For the impulse response analysis, the response of output growth to positive and negative oil price shocks is a mirror image of each other and resembles the ones obtained for nominal oil price in Fig. 5. There is, however, one difference that is for the raw real oil price data, the effect of real oil price shocks on output growth appears to be persistent. This result is driven by the near integrated GARCH process of real oil price both for the raw data (0.987) and the adjusted data (0.989).

Finally, we find largely similar patterns in the impulse responses of output growth to positive and negative oil shocks in subsample 2 for real oil price when compared with nominal oil price (see Fig. 6). For the adjusted real oil price, output growth registers a positive response to positive oil shocks at the time of impact and subsequent 2 months. In contrast, output expands only at the initial impact for positive nominal oil price shock. Further, the largest growth reducing effect of negative real oil price shocks is felt 2 months as opposed to 1 month after the initial impact of negative nominal oil price shock.

5 Conclusion

This paper tests the pernicious effect of oil price uncertainty on US real economic activity in which the effect is to reduce current investment and consumption leading to a contraction in output. Using a long time series data spanning over half a century, we show that there are outliers in both output growth and oil price changes, and the presence of a structural change in oil price uncertainty. Following Elder and Serletis (2010), we estimate a structural vector autoregression model with GARCH-in-Mean specification based on the original data and on the data that are adjusted for these stylised features. The results show that it is important to account for the presence of outliers in both oil prices and output growth, and a variance shift in oil price uncertainty. Failing to do so can lead to erroneous inference and mask the change in the dynamic response of output growth to oil price shock over the period 1973:10–2015:12.
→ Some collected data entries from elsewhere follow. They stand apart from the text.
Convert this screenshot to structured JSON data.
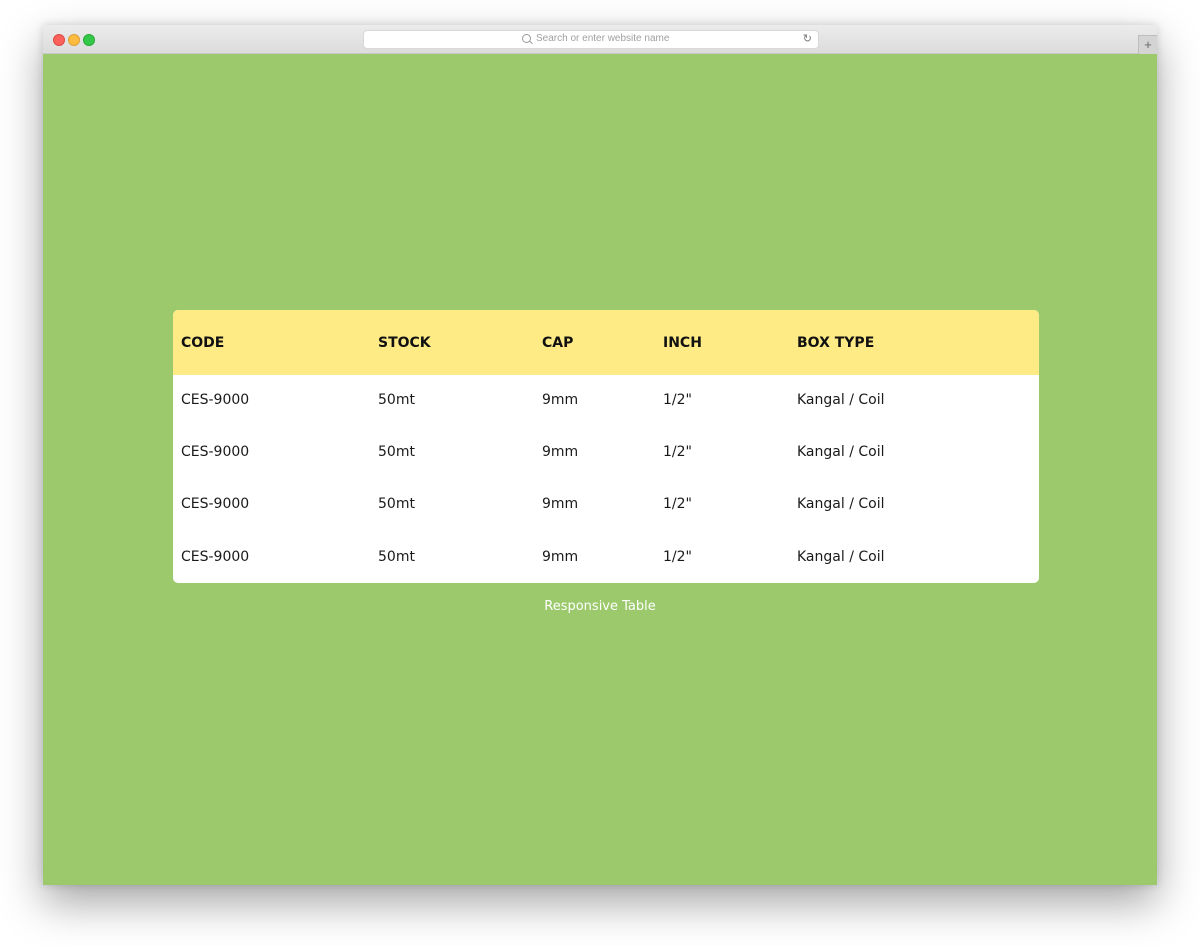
{
  "browser": {
    "address_placeholder": "Search or enter website name",
    "newtab_label": "+",
    "reload_glyph": "↻"
  },
  "colors": {
    "page_background": "#9bc96b",
    "header_background": "#feeb86",
    "table_background": "#ffffff",
    "caption_text": "#ffffff"
  },
  "table": {
    "headers": [
      "CODE",
      "STOCK",
      "CAP",
      "INCH",
      "BOX TYPE"
    ],
    "rows": [
      [
        "CES-9000",
        "50mt",
        "9mm",
        "1/2\"",
        "Kangal / Coil"
      ],
      [
        "CES-9000",
        "50mt",
        "9mm",
        "1/2\"",
        "Kangal / Coil"
      ],
      [
        "CES-9000",
        "50mt",
        "9mm",
        "1/2\"",
        "Kangal / Coil"
      ],
      [
        "CES-9000",
        "50mt",
        "9mm",
        "1/2\"",
        "Kangal / Coil"
      ]
    ]
  },
  "caption": "Responsive Table"
}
Our empirical result shows that oil price uncertainty experienced a break in June of 1985. The evidence of a shift in oil price uncertainty during 1985 is well supported by historical events when the Saudis abandoned its role as the swing producer coupled with OPEC setting production quotas and letting the price fluctuate in 1985. At the same time, a number of other changes enhanced this transformation to a period of more volatile prices, including the growing amount of market-sensitive non-OPEC production. The shift in the variance of oil prices implies that oil price uncertainty has a pernicious effect on US output growth after mid-1985. This effect was absent in the data prior to the increase in oil price uncertainty in mid-1985. The growth retarding effect of oil price uncertainty was found to be double the effect which is estimated from a model that does not take into consideration these outliers and variance shift. Moreover, the results indicate that failure to account for the shift in the variance of oil prices can give rise to a GARCH process that appears explosive, and the associated impulse responses are untenable to interpretation. Nevertheless, a number of methods may accommodate the longer memory present in oil price uncertainty; the inclusion of more GARCH terms may accommodate the longer memory and retain the stationary property, the use of fractionally integrated GARCH or stochastic volatility is also appropriate, or the use of a barrier function to enforce stationarity may be congenial without adding complexity to an already nonlinear and relatively complicated model. Accounting for oil price uncertainty tends to exacerbate the response of output growth to positive and negative oil price shocks in the period following mid-1985. On the other hand, we fail to find any difference in the response of output growth to oil price shocks prior to mid-1985 even when we accommodate the effect of oil price uncertainty. Our results remain qualitatively unchanged when we use real oil price in place of nominal oil price.